- Koloon Bastak Location within Iran

Highest point
- Elevation: 4,156 m (13,635 ft)
- Prominence: 352 m (1,155 ft)
- Coordinates: 36°03′12″N 51°27′56″E﻿ / ﻿36.0534°N 51.4655°E

Naming
- Native name: کلون بستک (Persian)

Geography
- Location: Tehran Province, Iran
- Parent range: Kholeno massif, central Alborz

= Koloon Bastak =

Mountain in the central Alborz, Iran

Koloon Bastak (کلون بستک, also romanized Kolun Bastak) is a mountain in the central Alborz, in Tehran Province, Iran, at the meeting point of the Shemshak, Dizin and Gajareh districts. One of the Iranian four-thousanders, its elevation is reported as between about 4156 m and 4180 m, and it has a topographic prominence of about 352 m.

== Geography ==
Koloon Bastak stands at the western end of the Kholeno (Sarakchal) ridge.
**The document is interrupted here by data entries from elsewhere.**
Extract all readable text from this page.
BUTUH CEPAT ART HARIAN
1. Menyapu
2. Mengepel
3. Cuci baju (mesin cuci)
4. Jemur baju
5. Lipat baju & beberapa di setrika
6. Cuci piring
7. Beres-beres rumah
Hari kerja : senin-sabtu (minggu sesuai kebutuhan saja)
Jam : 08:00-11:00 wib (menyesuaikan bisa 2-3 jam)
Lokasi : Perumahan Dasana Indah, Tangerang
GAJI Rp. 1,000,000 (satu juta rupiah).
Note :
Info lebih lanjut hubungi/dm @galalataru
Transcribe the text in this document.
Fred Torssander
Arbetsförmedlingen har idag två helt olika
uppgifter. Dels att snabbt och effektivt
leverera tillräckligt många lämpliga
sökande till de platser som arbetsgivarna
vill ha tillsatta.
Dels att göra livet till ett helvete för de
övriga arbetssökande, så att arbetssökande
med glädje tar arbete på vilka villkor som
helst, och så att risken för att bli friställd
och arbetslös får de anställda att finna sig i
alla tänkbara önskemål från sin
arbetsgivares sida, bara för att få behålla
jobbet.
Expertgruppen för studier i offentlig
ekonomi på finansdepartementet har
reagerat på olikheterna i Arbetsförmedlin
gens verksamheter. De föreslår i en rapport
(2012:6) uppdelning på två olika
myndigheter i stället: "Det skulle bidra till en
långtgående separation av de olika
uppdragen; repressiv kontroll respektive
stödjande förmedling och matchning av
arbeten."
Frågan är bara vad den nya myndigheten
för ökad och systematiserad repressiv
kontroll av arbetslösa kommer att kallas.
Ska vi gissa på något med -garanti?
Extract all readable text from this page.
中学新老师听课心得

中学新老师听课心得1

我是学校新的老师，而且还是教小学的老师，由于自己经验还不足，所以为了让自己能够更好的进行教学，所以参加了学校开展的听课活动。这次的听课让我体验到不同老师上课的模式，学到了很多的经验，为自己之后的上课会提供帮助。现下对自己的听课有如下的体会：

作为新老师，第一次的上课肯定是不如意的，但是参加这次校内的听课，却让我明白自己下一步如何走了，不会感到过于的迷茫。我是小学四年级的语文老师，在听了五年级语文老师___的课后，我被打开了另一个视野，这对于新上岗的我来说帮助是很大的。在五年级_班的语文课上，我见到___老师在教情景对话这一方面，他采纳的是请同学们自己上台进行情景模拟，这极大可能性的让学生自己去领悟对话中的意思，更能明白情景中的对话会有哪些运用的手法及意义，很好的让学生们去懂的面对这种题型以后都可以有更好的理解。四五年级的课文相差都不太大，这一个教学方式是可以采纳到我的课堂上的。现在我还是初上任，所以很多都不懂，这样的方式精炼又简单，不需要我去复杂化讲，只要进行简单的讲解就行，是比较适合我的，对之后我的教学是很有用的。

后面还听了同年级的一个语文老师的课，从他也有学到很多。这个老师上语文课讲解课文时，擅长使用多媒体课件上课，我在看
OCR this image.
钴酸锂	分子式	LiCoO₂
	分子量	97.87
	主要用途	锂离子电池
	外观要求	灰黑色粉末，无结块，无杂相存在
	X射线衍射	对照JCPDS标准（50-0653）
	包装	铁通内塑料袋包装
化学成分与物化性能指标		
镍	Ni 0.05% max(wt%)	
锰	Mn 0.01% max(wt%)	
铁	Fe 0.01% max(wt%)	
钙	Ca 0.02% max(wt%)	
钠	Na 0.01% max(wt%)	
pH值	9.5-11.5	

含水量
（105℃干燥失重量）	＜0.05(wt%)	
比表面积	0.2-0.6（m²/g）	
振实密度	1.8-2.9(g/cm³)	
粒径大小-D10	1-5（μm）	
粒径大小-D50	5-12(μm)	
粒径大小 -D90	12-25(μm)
The Karaj River, the main river of the region, rises in the Khorsang highlands at the foot of the mountain. The peak lies within the Central Alborz Protected Area.

== Name ==
According to a popular explanation reported by Iranian state media, the name combines kolun, an old word for the bolt or latch of a door, with bastak, "closed", a reference to a local legend of valleys "shut like a bolted door".

== Climbing ==
Because the Dizin road reaches about 3300 m near its foot, Koloon Bastak is one of the most accessible peaks over 4000 m near Tehran, and is often used as an acclimatisation climb for Damavand and Alam-Kuh. The standard route ascends the southern ridge from the Dizin pass in three to four hours; it is an easy ascent in summer but a serious one in winter. The recommended season is from late June to late September.